Sorti il y a près de quinze ans, Le temps suspendu est le dernier texte de Valeria Parrella à avoir été traduit en français – malheureusement. Autrice napolitaine très engagée politiquement et féministe, Parrella signe ici un roman ultra-contemporain, drôle et tragique, centré sur un personnage principal, Maria, 43 ans, prof d’italien pour migrant·es. Maria célibataire accouche d’une grande prématurée et durant deux mois elle ignore si sa fille va survivre. Ce roman inattendu est un dialogue que la jeune femme installe avec son bébé, alors que Naples autour d’elle continue de vivre et qu’elle ne peut s’en extraire.

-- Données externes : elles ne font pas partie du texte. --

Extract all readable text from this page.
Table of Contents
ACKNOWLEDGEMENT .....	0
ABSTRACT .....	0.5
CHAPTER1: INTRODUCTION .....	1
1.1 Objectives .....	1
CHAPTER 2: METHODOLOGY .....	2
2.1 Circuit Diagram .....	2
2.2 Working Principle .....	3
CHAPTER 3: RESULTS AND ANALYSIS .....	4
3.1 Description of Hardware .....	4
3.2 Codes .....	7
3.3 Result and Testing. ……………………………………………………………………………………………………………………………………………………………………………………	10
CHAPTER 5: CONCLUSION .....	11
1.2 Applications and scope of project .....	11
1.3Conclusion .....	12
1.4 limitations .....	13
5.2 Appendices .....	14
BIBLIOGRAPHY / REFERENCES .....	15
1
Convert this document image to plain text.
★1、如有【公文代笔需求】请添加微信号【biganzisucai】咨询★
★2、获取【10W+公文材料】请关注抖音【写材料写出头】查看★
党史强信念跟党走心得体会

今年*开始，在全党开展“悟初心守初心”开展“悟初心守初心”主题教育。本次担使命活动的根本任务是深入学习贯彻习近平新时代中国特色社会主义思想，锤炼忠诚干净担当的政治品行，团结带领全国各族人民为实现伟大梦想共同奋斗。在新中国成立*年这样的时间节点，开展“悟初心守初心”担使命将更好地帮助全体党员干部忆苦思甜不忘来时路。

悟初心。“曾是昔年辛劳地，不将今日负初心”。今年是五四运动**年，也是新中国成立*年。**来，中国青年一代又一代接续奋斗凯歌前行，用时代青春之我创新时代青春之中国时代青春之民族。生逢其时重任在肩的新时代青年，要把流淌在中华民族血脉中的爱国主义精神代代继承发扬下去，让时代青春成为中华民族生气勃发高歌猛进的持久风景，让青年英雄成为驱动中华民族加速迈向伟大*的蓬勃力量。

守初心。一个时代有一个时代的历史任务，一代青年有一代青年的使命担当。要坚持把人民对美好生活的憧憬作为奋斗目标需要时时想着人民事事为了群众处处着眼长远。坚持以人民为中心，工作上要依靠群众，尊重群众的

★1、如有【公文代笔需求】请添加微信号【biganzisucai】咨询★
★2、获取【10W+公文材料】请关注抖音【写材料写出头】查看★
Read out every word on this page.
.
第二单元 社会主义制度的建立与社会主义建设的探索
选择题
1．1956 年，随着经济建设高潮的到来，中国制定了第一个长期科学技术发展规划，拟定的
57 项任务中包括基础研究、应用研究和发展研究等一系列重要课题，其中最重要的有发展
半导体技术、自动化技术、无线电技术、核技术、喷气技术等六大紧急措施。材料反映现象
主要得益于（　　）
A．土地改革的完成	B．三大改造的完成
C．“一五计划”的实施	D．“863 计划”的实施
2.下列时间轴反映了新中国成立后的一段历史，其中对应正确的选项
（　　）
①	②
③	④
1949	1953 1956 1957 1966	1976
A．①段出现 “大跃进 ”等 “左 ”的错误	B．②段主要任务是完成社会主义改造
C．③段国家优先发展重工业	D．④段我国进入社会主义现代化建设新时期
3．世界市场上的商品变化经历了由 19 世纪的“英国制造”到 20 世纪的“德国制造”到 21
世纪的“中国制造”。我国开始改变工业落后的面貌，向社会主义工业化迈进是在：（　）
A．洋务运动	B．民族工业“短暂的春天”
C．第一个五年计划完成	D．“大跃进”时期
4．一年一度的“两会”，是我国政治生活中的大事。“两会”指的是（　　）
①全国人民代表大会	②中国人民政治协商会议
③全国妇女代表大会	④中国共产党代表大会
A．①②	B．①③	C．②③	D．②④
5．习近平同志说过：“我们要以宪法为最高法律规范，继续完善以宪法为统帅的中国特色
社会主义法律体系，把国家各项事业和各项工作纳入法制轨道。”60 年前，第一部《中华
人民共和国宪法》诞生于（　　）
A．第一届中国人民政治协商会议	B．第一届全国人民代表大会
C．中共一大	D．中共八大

Parrella possède le don de saisir des scènes sur le vif, de créer des personnages, de suggérer sans larmoyer, et surtout de montrer Naples comme on l’a rarement lu. Sous sa plume c’est une modernité typiquement méditerranéenne qui surgit, Parrella dans ce roman met en scène ce grand port antique comme une ville hyper actuelle, cosmopolite, en avance sur l’intérieur des terres de par sa position géographique même. Le fait est que la romancière s’est saisie du sujet des migrant·es en Méditerranée bien avant qu’il ne fasse la une des journaux.
Marcello Foïs est né dans le nord de la Sardaigne, à Nuoro, et c’est en général là-bas qu’il situe l’action de ses romans. Auteur de polars, ses livres se déroulent soit à la fin du XIXème siècle, juste après l’unification italienne alors que l’île est le lieu de profondes transformations, soit cent ans plus tard, à la fin du XXème, et Fois excelle à décortiquer les maux qui encore aujourd’hui étreignent sa ville natale et les alentours, la région rurale de la Barbagia : l’affairisme, la mafia, la violence, les tourments politiques.
D’une grande efficacité narrative, La Lumière parfaite, élève ses thèmes de prédilection au rang de tragédie grecque. Soit un triangle amoureux, Cristian et Domenico, jeunes hommes qui ont grandi ensemble, et Maddalena. Une lutte sans merci oppose les deux garçons sur fond de rivalités familiales, non-dits ancestraux, richesses acquises à la va-vite avec l’explosion du tourisme, et le choc des valeurs libérales face à celles, ancestrales, des locaux. Fois sait parler de tout cela sans angélisme et sans sombrer dans les clichés. Chez lui, comme chez Ammaniti et Parrella, c’est une peinture d’un territoire qui est proposée, avec ses enjeux et ses difficultés, loin des attractions touristiques.
Anna de Niccolò Ammaniti. Traduit de l’italien par Myriem Bouzaher (Le livre de poche, 2021), 336 p., 8,70 €.
Le temps suspendu de Valeria Parrella. Traduit de l’italien par Dominique Vittoz (Seuil, 2010), 156 p., 16,70 €.
La Lumière parfaite, de Marcello Fois. Traduit de l’italien par Jean-Paul Manganaro (Seuil, 2017). 384 p., 23 €.